Savings account rates are down and so is the stock market. People are losing their jobs left and right. How do we cope with hard times? Even if you are in financial trouble, there’s always hope. Maybe these money tips may help!
Almost 20 years ago, I lost my job and had no immediate prospect to find another one. This was in 1987, which was also another period of intense economic crisis. How was I going to pay the mortgage and the monthly family expenses? How was I going to continue paying for the expensive private education for my two daughters? I stayed in bed for about 2 days feeling sorry for myself, until my spouse and a close friend “ganged up” on me and showed me how ridiculous my attitude was.
8 Money Tips For Those In Financial Trouble
1. Be objective, gain perspective.
In 1929 and for the next 2 years, stories of bankers jumping from high buildings were common. What did they accomplish with their foolish gesture? Absolutely nothing. Financial despair is nothing new, but it is certainly much less traumatizing than learning that you have an inoperable brain cancer. And that is the first step you must take if your financial situation looks desperate. Think of the worst possible scenario, which is losing your life before your time has come, and compare it to losing money. An exercise such as this often gives me perspective.
2. Talk to friends and family.
The second step, which was fortunately my situation, is to talk about it to your spouse and to very close confidantes. Talking relieves the anxiety and the pain, and quite often leads to the astounding discovery that there is a way out. There is always a way out!
3. Look into government and private assistance.
We are lucky to live in one of the greatest countries in the world (if I say so myself); one that is quite rich, prosperous, and brimming with countless opportunities. There are some government agencies to turn to, as cited in this article:
GovBenefits.gov should be your first stop. This federal government site has an interactive tool that can help you identify the aid programs you might be eligible for, along with links that can connect you to state resources. Also, try your state human-services agency’s Web site.
You may be eligible for certain services such as unemployment compensation, food stamps, low-income energy assistance, Medicaid, disability or Social Security assistance. Check as well, with your local community organizations and churches, which often have wonderful support for those in need.
4. Raise cash from things you can sell.
Many folks have been able to cash in on clutter, and sometimes, that would be enough.
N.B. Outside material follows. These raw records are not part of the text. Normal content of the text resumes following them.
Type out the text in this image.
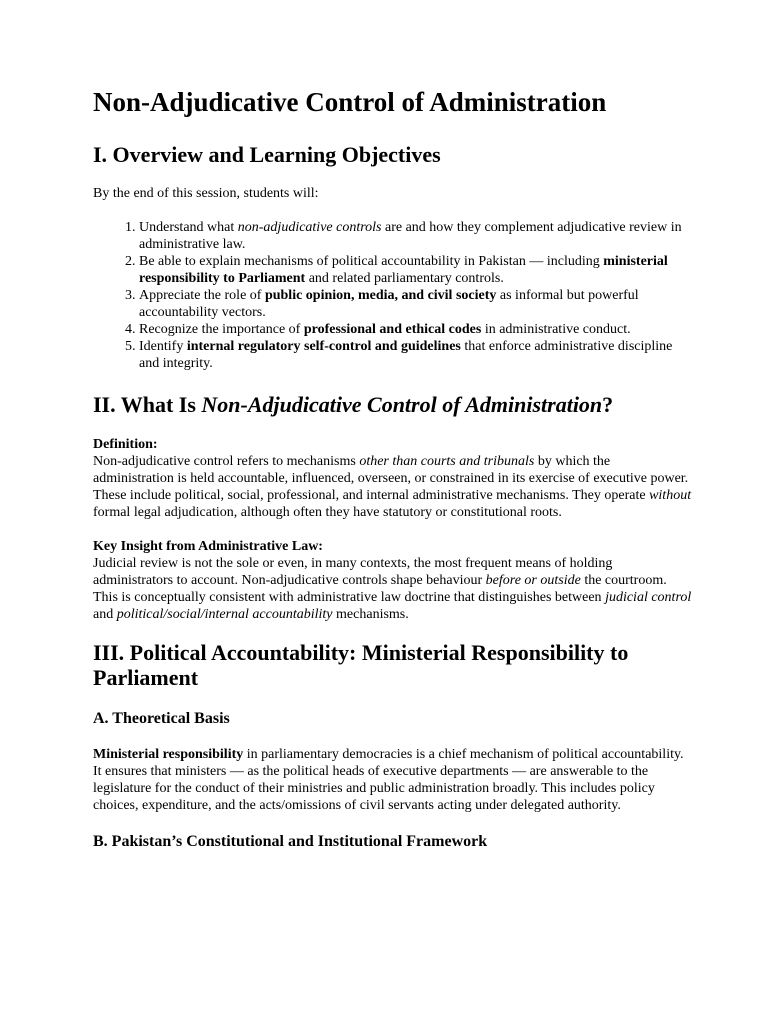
Non-Adjudicative Control of Administration
I. Overview and Learning Objectives

By the end of this session, students will:

1. Understand what non-adjudicative controls are and how they complement adjudicative review in administrative law.
2. Be able to explain mechanisms of political accountability in Pakistan — including ministerial responsibility to Parliament and related parliamentary controls.
3. Appreciate the role of public opinion, media, and civil society as informal but powerful accountability vectors.
4. Recognize the importance of professional and ethical codes in administrative conduct.
5. Identify internal regulatory self-control and guidelines that enforce administrative discipline and integrity.
II. What Is Non-Adjudicative Control of Administration?

Definition:
Non-adjudicative control refers to mechanisms other than courts and tribunals by which the administration is held accountable, influenced, overseen, or constrained in its exercise of executive power. These include political, social, professional, and internal administrative mechanisms. They operate without formal legal adjudication, although often they have statutory or constitutional roots.

Key Insight from Administrative Law:
Judicial review is not the sole or even, in many contexts, the most frequent means of holding administrators to account. Non-adjudicative controls shape behaviour before or outside the courtroom. This is conceptually consistent with administrative law doctrine that distinguishes between judicial control and political/social/internal accountability mechanisms.

III. Political Accountability: Ministerial Responsibility to Parliament
A. Theoretical Basis

Ministerial responsibility in parliamentary democracies is a chief mechanism of political accountability. It ensures that ministers — as the political heads of executive departments — are answerable to the legislature for the conduct of their ministries and public administration broadly. This includes policy choices, expenditure, and the acts/omissions of civil servants acting under delegated authority.

B. Pakistan’s Constitutional and Institutional Framework
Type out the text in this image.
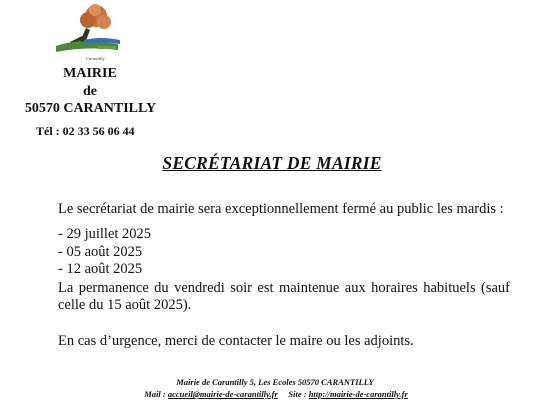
Carantilly
MAIRIE
de
50570 CARANTILLY
Tél : 02 33 56 06 44
SECRÉTARIAT DE MAIRIE
Le secrétariat de mairie sera exceptionnellement fermé au public les mardis :
- 29 juillet 2025
- 05 août 2025
- 12 août 2025
La permanence du vendredi soir est maintenue aux horaires habituels (sauf celle du 15 août 2025).
En cas d’urgence, merci de contacter le maire ou les adjoints.
Mairie de Carantilly 5, Les Ecoles 50570 CARANTILLY
Mail : accueil@mairie-de-carantilly.fr Site : http://mairie-de-carantilly.fr
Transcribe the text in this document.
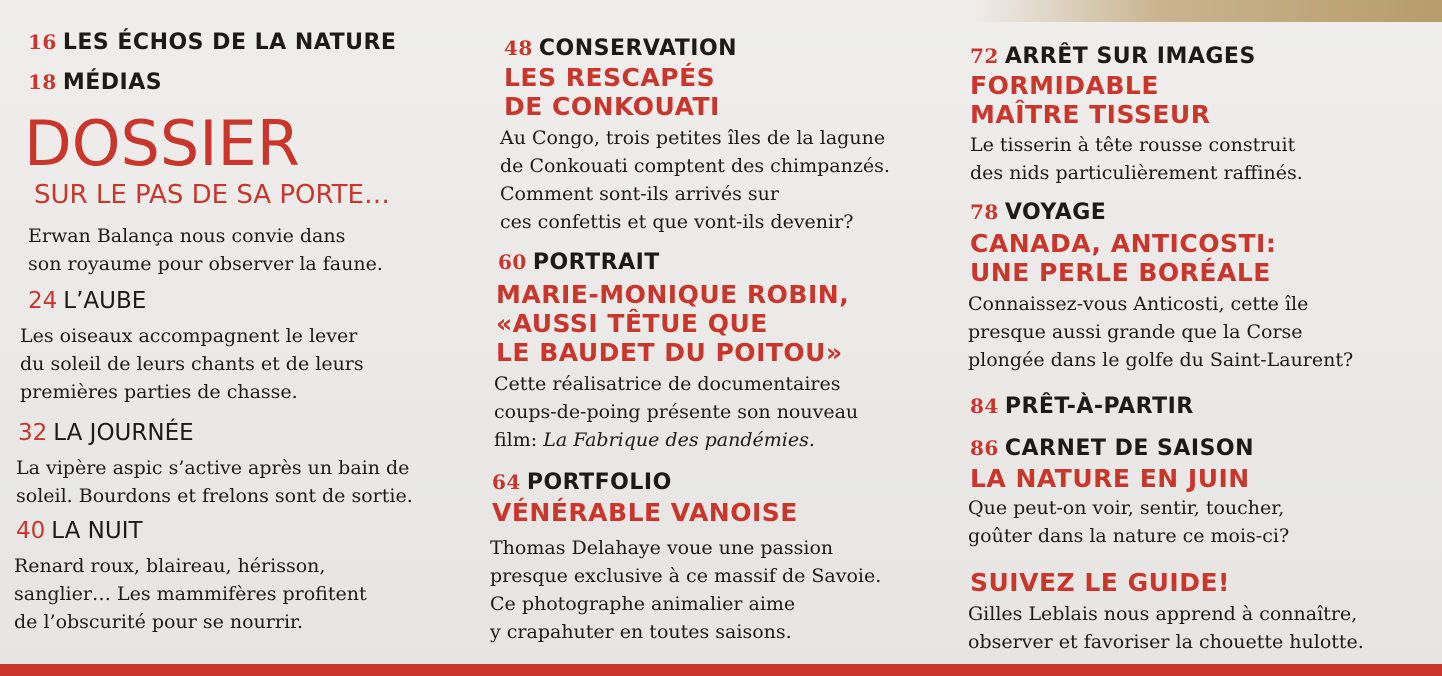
16 LES ÉCHOS DE LA NATURE
18 MÉDIAS
DOSSIER
SUR LE PAS DE SA PORTE…
Erwan Balança nous convie dans
son royaume pour observer la faune.
24 L’AUBE
Les oiseaux accompagnent le lever
du soleil de leurs chants et de leurs
premières parties de chasse.
32 LA JOURNÉE
La vipère aspic s’active après un bain de
soleil. Bourdons et frelons sont de sortie.
40 LA NUIT
Renard roux, blaireau, hérisson,
sanglier… Les mammifères profitent
de l’obscurité pour se nourrir.
48 CONSERVATION
LES RESCAPÉS
DE CONKOUATI
Au Congo, trois petites îles de la lagune
de Conkouati comptent des chimpanzés.
Comment sont-ils arrivés sur
ces confettis et que vont-ils devenir?
60 PORTRAIT
MARIE-MONIQUE ROBIN,
«AUSSI TÊTUE QUE
LE BAUDET DU POITOU»
Cette réalisatrice de documentaires
coups-de-poing présente son nouveau
film: La Fabrique des pandémies.
64 PORTFOLIO
VÉNÉRABLE VANOISE
Thomas Delahaye voue une passion
presque exclusive à ce massif de Savoie.
Ce photographe animalier aime
y crapahuter en toutes saisons.
72 ARRÊT SUR IMAGES
FORMIDABLE
MAÎTRE TISSEUR
Le tisserin à tête rousse construit
des nids particulièrement raffinés.
78 VOYAGE
CANADA, ANTICOSTI:
UNE PERLE BORÉALE
Connaissez-vous Anticosti, cette île
presque aussi grande que la Corse
plongée dans le golfe du Saint-Laurent?
84 PRÊT-À-PARTIR
86 CARNET DE SAISON
LA NATURE EN JUIN
Que peut-on voir, sentir, toucher,
goûter dans la nature ce mois-ci?
SUIVEZ LE GUIDE!
Gilles Leblais nous apprend à connaître,
observer et favoriser la chouette hulotte.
But if you have gotten rid of the clutter and still need extra money to buy yourself some time, you may have to make a list of everything else you can safely sell… or pawn; maybe you have valuables, such as expensive jewelry that you’ve bought for your spouse or yourself. I had to sell a diamond ring that my wife had inherited from her grandmother. She cried because of the sentimental value, not because of the money it represented. But it gave us a little breathing room, enough for me to find a job that paid less; it was enough to help us survive until the economic situation changed.
5. Find out if you should consider declaring bankruptcy.
When you file for bankruptcy, it’s clearly a huge step — the biggest consequence is that it goes on your credit record. So consult a certified financial planner before you make such a radical move. While bankruptcy is a last resort decision, sometimes it can be beneficial. With a Chapter 13 bankruptcy, individuals are able to reorganize all of their debts over a period of time.
6. Focus on your debt and take actionable steps to improve your situation.
For more on how to get yourself out of financial trouble, check out these concrete ideas:
- Review your debts. Take note of what you owe and evaluate debt reduction strategies.
- Eliminate credit card debt.
- Contact your creditors to explain your position about making payments, especially if you’re getting calls from debt collection agencies.
- Cut down on your costs, slash your budget and develop a workable financial plan.
- Use your assets to pay down debts, where it makes sense. Compare your loan interest rates vs your savings’ rates and make the appropriate decision.
- Get credit counseling.
- Consider debt consolidation, but only if your situation calls for it (in some cases, it could be a waste of money and may actually make things worse).
- Watch out for scams! Lots of unscrupulous people come out of the woodwork to take advantage of those who are in financial trouble. Don’t be a victim of these losers.
- Stop being poor with these steps to get off minimum wage.
7. Seek emotional help and try to stay positive.
Hard financial times can be some of the most stressful financial events anyone can face. If you find yourself in such a position, consult a mental health community center to discuss your emotional stress with a qualified counselor.
We must be strong enough to recognize that a lot of the money problems we encounter can actually be more mental than financial. If we keep in mind that every period of crisis can also bring with it potentially great opportunities, and if we’re willing to admit and address our issues head on, we’d be halfway to recovery.
8. Always believe in yourself.
Many times I doubted my own abilities; “if I am in this situation, it’s because I am not good enough,” was my reasoning during my darkest hours. That is a recipe for a situational depression, a mental state from which it is extremely difficult to emerge. Facing the facts also includes assessing your own abilities and potential without bias of any kind. Again, talk to people who know you and ask them for an honest opinion; nine times out of ten they will cheer you up and give you the strength to start again.